Being an eye-witness to the Master’s 12 years of sadhana, Hriday provided Swami Saradananda with invaluable information for writing the second volume of Sri Ramakrishna, the Great Master. Had assisted the Master in replanting a new Panchavati, the old one having been destroyed (Sri Ramakrishna, the Great Master, Vol. 1, p. 184). Once, noticing his spiritual efforts the Master had said that he, a part of the Master himself, had no need for these, having been born to be of service to the Master. Else, he could not have served the Master at all (Sri Ramakrishna Charit, 2nd ed., p. 106).

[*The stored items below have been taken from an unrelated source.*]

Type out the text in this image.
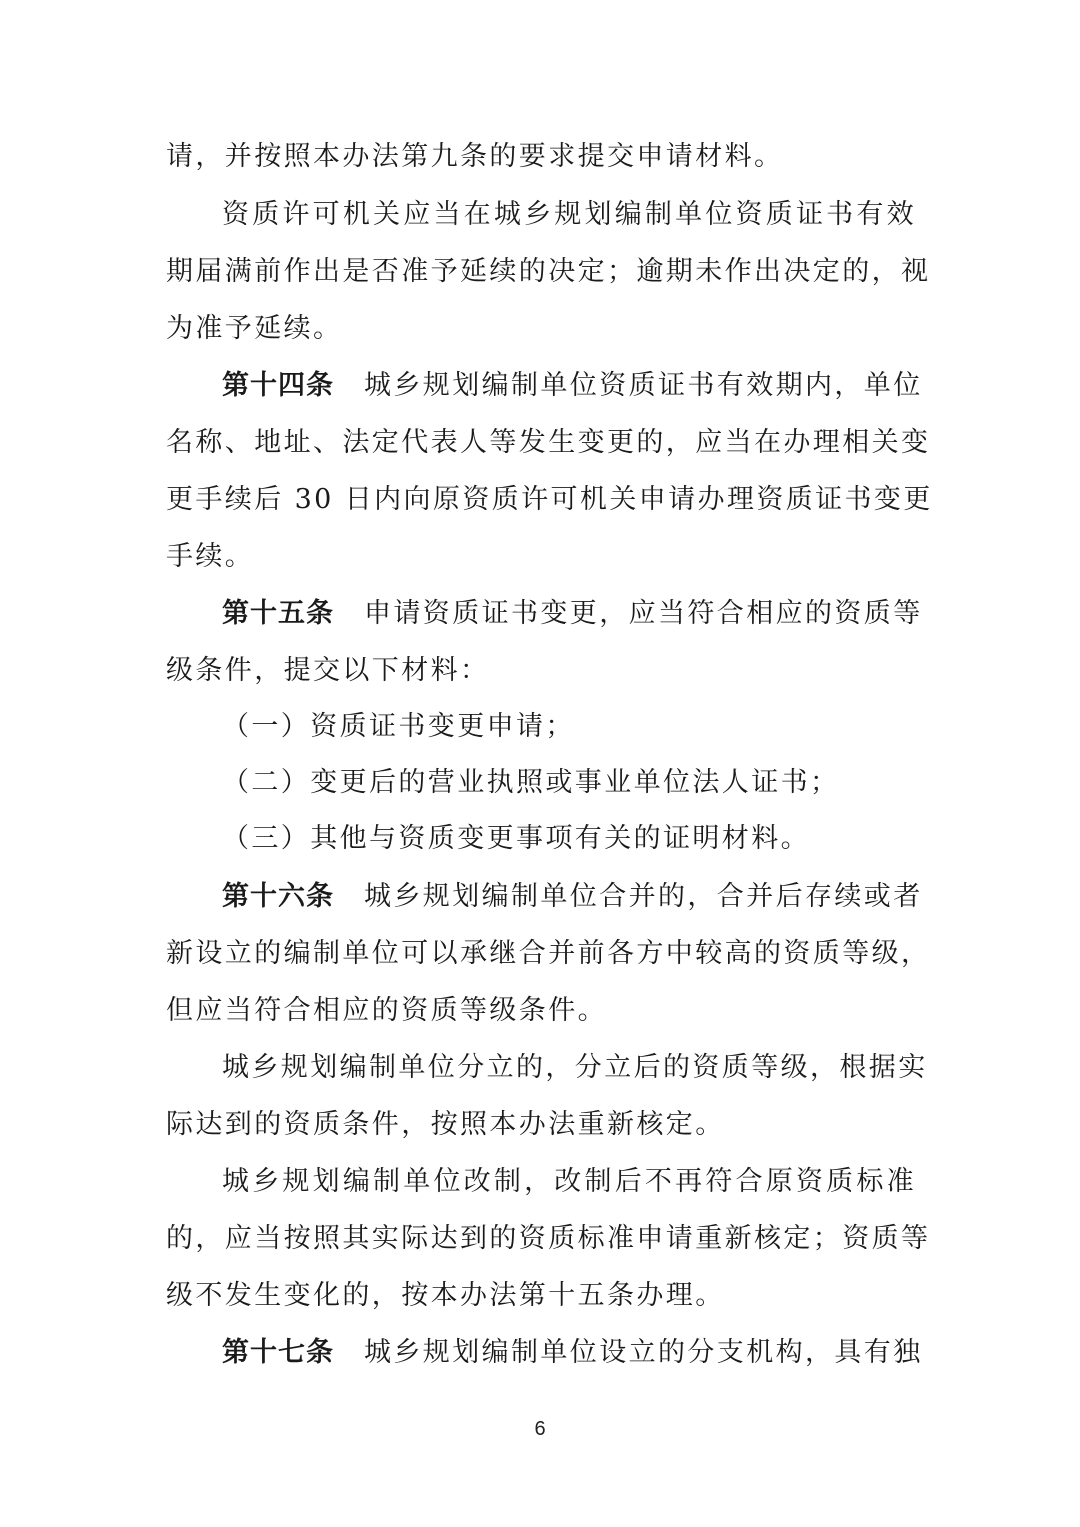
请，并按照本办法第九条的要求提交申请材料。
资质许可机关应当在城乡规划编制单位资质证书有效
期届满前作出是否准予延续的决定；逾期未作出决定的，视
为准予延续。
第十四条 城乡规划编制单位资质证书有效期内，单位
名称、地址、法定代表人等发生变更的，应当在办理相关变
更手续后 30 日内向原资质许可机关申请办理资质证书变更
手续。
第十五条 申请资质证书变更，应当符合相应的资质等
级条件，提交以下材料：
（一）资质证书变更申请；
（二）变更后的营业执照或事业单位法人证书；
（三）其他与资质变更事项有关的证明材料。
第十六条 城乡规划编制单位合并的，合并后存续或者
新设立的编制单位可以承继合并前各方中较高的资质等级，
但应当符合相应的资质等级条件。
城乡规划编制单位分立的，分立后的资质等级，根据实
际达到的资质条件，按照本办法重新核定。
城乡规划编制单位改制，改制后不再符合原资质标准
的，应当按照其实际达到的资质标准申请重新核定；资质等
级不发生变化的，按本办法第十五条办理。
第十七条 城乡规划编制单位设立的分支机构，具有独
6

While at Kamarpukur Sri Ramakrishna visited Sihar, Hriday’s village. Hriday invited some well-known Vaishnava devotees to meet Sri Ramakrishna and hold religious discourses with him. Hriday’s mother, Hemangini Devi, revered Sri Ramakrishna as her Chosen Deity and worshipped his feet with flowers. One day she prayed to the Master for a boon that she could die in the holy city of Varanasi. In a state of samadhi, the Master blessed her with that boon, and later she actually died in Varanasi.

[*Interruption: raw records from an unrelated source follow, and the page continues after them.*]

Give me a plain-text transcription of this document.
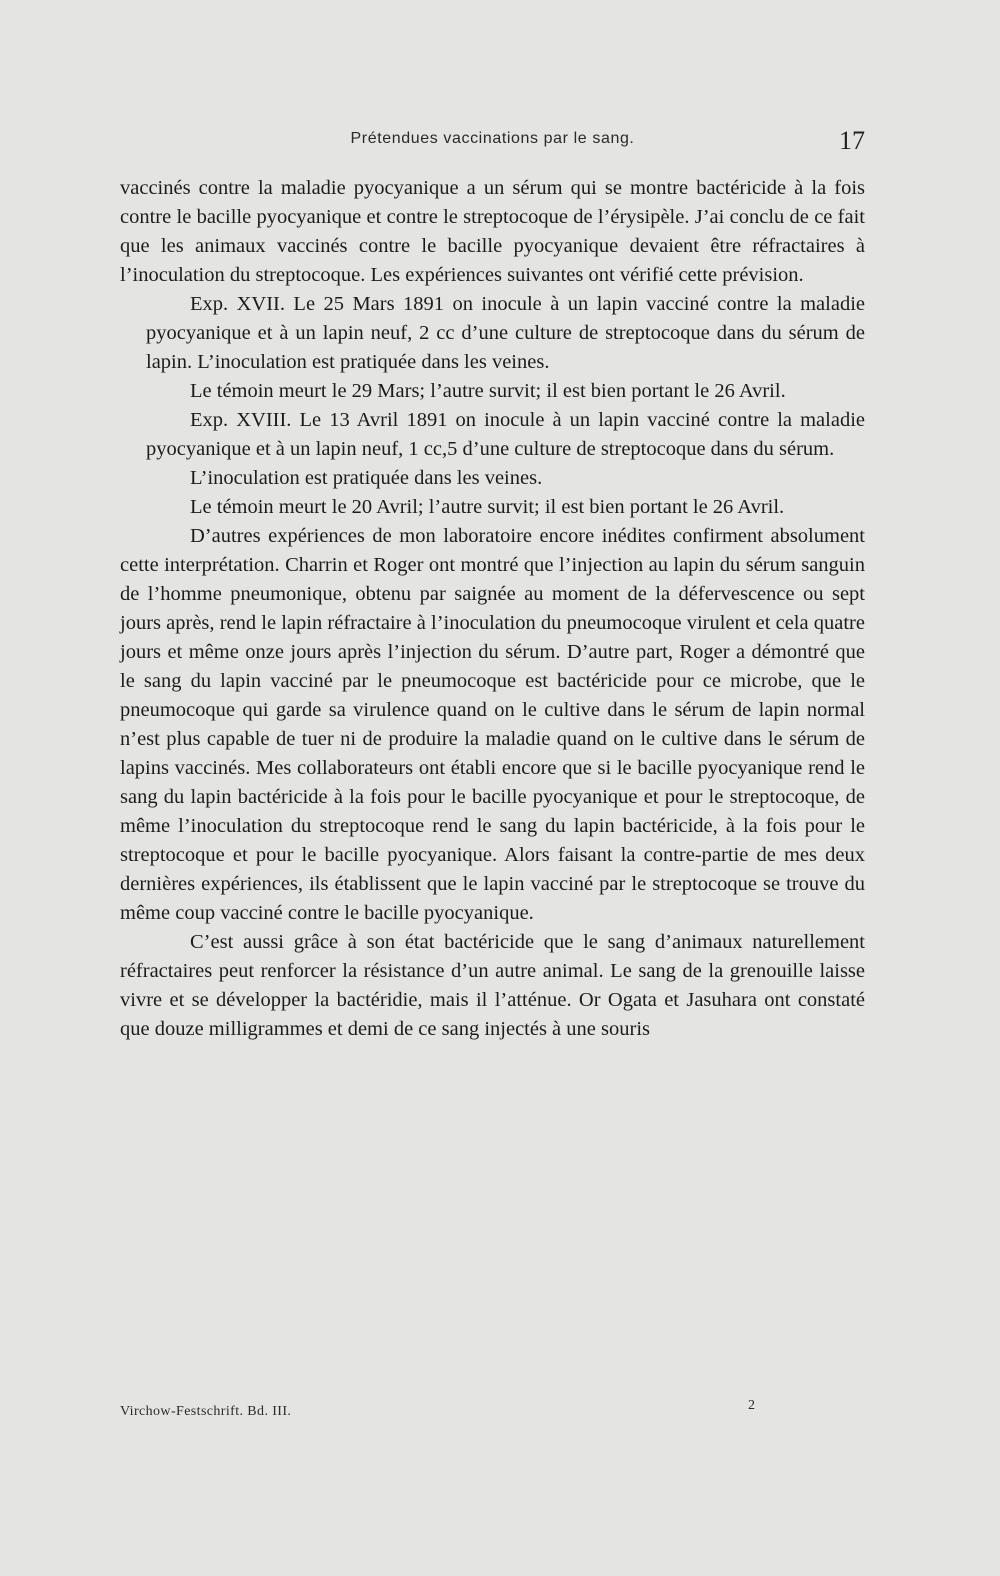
Prétendues vaccinations par le sang.	17

vaccinés contre la maladie pyocyanique a un sérum qui se montre bactéricide à la fois contre le bacille pyocyanique et contre le streptocoque de l’érysipèle. J’ai conclu de ce fait que les animaux vaccinés contre le bacille pyocyanique devaient être réfractaires à l’inoculation du streptocoque. Les expériences suivantes ont vérifié cette prévision.

Exp. XVII. Le 25 Mars 1891 on inocule à un lapin vacciné contre la maladie pyocyanique et à un lapin neuf, 2 cc d’une culture de streptocoque dans du sérum de lapin. L’inoculation est pratiquée dans les veines.

Le témoin meurt le 29 Mars; l’autre survit; il est bien portant le 26 Avril.

Exp. XVIII. Le 13 Avril 1891 on inocule à un lapin vacciné contre la maladie pyocyanique et à un lapin neuf, 1 cc,5 d’une culture de streptocoque dans du sérum.

L’inoculation est pratiquée dans les veines.

Le témoin meurt le 20 Avril; l’autre survit; il est bien portant le 26 Avril.

D’autres expériences de mon laboratoire encore inédites confirment absolument cette interprétation. Charrin et Roger ont montré que l’injection au lapin du sérum sanguin de l’homme pneumonique, obtenu par saignée au moment de la défervescence ou sept jours après, rend le lapin réfractaire à l’inoculation du pneumocoque virulent et cela quatre jours et même onze jours après l’injection du sérum. D’autre part, Roger a démontré que le sang du lapin vacciné par le pneumocoque est bactéricide pour ce microbe, que le pneumocoque qui garde sa virulence quand on le cultive dans le sérum de lapin normal n’est plus capable de tuer ni de produire la maladie quand on le cultive dans le sérum de lapins vaccinés. Mes collaborateurs ont établi encore que si le bacille pyocyanique rend le sang du lapin bactéricide à la fois pour le bacille pyocyanique et pour le streptocoque, de même l’inoculation du streptocoque rend le sang du lapin bactéricide, à la fois pour le streptocoque et pour le bacille pyocyanique. Alors faisant la contre-partie de mes deux dernières expériences, ils établissent que le lapin vacciné par le streptocoque se trouve du même coup vacciné contre le bacille pyocyanique.

C’est aussi grâce à son état bactéricide que le sang d’animaux naturellement réfractaires peut renforcer la résistance d’un autre animal. Le sang de la grenouille laisse vivre et se développer la bactéridie, mais il l’atténue. Or Ogata et Jasuhara ont constaté que douze milligrammes et demi de ce sang injectés à une souris

Virchow-Festschrift. Bd. III.	2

Once there was a big exhibition in Calcutta to which many maharajas had sent precious articles such as gold couches and ornaments for display. Some devotees talked about it with the Master. Sri Ramakrishna understood human psychology. Those who desire wealth, talk about wealth. He said to them with a smile: “Yes, you gain much by visiting those things. You realize that those articles of gold and the other things sent by maharajas are mere trash. That is a great gain in itself. When I used to go to Calcutta with Hriday, he would show me the Viceroy’s palace and say: ‘Look, Uncle! There is the Viceroy’s palace with the big columns.’ The Mother revealed to me that they were merely clay bricks laid one on top of another. God and His splendour. God alone is real; the splendour has but a two-days’ existence.”